Macrophages and osteoclasts
Monocytes and macrophages are generated from hematopoietic stem cells through intermediate progenitors. They have a role in the non-specific (innate) and specific (adaptive) immune system and can phagocyte and digest cellular debris and pathogens. The most common lysosomal storage disorder, Gaucher disease represents an enzyme deficiency that leads to dysfunctional macrophages through storage of glucosylceramide. Mouse models have been generated to investigate the disease mechanisms and to develop curative gene therapies for this disorder (Enquist IB et al, Proc natl Acad Sci USA, 2006; Enquist IB et al Stem Cells, 2009).
Osteoclasts are “specialized macrophages” that are developed from hematopoietic progenitors. They have an important role in bone resorption. Osteopetrosis is a lethal pediatric illness due to mutations that cause dysfunctional osteoclasts. Mouse models for osteopetrosis have been used to develop curative gene therapies for this disorder and a clinical protocol will be developed to cure this disease (Flores C et al, J Bone Miner Res, 2010).
Malignant blood disorders
Leukemic stem and progenitor cells are studied to unravel the molecular mechanisms of leukemia to allow future design of novel therapies for malignant blood disorders. The studies employ mutant mouse models as well as blood and bone marrow samples from patients to define molecular and cellular defects in leukemia (Quere R et al, Blood, 2011; Reckzeh K et al, Leukemia, 2012).

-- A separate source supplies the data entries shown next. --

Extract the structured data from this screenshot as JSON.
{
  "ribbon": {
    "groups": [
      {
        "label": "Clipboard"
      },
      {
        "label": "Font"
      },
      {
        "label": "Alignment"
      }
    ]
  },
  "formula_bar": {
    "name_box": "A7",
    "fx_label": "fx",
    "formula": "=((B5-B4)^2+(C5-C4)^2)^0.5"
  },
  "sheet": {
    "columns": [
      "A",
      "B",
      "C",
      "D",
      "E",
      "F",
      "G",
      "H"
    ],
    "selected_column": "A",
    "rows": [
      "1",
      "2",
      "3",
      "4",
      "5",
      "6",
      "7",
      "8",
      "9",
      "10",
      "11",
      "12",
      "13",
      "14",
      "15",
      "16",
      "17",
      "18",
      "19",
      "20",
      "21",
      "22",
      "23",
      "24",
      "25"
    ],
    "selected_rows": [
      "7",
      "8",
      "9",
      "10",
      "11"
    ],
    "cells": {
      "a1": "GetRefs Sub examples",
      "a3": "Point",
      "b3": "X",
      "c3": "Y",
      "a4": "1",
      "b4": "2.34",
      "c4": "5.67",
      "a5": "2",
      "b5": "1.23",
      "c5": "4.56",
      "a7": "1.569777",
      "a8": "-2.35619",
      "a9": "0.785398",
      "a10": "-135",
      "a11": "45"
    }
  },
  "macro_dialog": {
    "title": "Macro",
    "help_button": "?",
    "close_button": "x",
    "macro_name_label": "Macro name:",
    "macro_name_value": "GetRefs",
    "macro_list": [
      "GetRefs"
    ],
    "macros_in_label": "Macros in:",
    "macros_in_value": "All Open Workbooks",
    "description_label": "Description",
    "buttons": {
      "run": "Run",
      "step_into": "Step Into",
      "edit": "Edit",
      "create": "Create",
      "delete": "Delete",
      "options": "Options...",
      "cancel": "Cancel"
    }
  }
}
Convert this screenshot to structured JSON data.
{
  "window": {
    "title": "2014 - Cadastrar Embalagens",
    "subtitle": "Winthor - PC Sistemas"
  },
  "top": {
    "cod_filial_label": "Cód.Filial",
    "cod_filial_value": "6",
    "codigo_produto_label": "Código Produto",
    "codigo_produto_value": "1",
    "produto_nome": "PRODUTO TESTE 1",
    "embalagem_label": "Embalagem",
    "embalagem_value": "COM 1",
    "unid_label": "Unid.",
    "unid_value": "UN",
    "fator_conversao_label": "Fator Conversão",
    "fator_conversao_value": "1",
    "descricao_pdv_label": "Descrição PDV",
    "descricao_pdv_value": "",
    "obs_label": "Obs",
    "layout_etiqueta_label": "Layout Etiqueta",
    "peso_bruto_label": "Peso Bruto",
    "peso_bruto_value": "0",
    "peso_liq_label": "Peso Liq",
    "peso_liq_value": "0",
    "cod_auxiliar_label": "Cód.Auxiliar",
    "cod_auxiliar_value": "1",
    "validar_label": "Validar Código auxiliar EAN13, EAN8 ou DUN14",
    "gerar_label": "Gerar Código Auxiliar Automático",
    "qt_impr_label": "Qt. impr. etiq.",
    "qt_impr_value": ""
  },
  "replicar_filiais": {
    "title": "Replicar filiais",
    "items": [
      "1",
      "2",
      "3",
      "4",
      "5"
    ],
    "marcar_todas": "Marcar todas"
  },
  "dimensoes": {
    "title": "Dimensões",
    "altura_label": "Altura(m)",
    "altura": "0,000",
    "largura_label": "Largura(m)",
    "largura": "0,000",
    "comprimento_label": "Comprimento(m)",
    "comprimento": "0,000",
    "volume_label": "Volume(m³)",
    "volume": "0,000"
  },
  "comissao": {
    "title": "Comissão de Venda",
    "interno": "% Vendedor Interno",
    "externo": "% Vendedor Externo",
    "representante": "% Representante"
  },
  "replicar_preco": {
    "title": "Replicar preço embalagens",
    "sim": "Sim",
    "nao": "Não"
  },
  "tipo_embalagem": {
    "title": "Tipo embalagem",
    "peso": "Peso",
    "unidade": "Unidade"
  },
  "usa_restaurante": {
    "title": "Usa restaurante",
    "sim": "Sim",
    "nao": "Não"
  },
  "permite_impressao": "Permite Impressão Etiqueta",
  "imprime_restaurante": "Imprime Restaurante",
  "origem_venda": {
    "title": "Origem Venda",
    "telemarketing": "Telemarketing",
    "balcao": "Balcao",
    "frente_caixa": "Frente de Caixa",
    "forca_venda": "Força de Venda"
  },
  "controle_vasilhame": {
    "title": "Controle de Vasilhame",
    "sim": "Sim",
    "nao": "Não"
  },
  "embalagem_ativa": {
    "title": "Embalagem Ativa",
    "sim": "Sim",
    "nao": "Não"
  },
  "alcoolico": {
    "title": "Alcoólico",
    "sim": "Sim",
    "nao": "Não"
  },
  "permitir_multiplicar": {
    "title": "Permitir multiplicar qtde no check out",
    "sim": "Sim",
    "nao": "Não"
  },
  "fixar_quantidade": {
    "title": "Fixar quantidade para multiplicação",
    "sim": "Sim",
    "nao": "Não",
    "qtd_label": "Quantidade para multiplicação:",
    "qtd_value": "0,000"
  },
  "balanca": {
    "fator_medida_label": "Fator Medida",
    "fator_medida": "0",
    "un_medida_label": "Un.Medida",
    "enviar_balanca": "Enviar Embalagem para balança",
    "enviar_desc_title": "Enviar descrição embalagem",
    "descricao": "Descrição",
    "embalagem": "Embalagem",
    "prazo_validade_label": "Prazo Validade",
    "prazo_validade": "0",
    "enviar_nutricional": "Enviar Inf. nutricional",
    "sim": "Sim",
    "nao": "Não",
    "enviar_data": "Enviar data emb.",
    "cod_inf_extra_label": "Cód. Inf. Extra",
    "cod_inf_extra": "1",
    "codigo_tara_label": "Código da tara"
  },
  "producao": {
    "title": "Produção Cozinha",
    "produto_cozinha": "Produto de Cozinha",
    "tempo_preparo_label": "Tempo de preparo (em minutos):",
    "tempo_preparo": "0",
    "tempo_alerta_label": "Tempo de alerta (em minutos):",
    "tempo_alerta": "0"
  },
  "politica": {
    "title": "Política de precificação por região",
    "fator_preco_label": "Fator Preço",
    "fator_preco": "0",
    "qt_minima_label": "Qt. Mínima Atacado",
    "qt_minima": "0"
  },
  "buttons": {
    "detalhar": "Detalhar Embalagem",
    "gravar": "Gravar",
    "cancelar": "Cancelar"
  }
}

A key mission of the laboratory and the hematology clinic is to develop novel cell and gene therapies for malignant disorders and genetic defects in hematopoietic cells. To increase the availability of possible stem cell donors for patients with malignant blood disorders we are developing stem cell expansion protocols using mouse models and human umbilical cord blood. Novel therapies for genetic blood disorders are being developed using hematopoietic stem cells from patients and animal models for these disorders. Induced pluripotent stem cells derived from patients are also being used to study disease mechanisms and gene replacement therapies. The efforts in cell and gene therapy focus on the development of permanent cure for genetic disorders of the blood system since the genetically modified cells can be transplanted back to the patient and will be expected to produce genetically corrected cells of all blood lineages.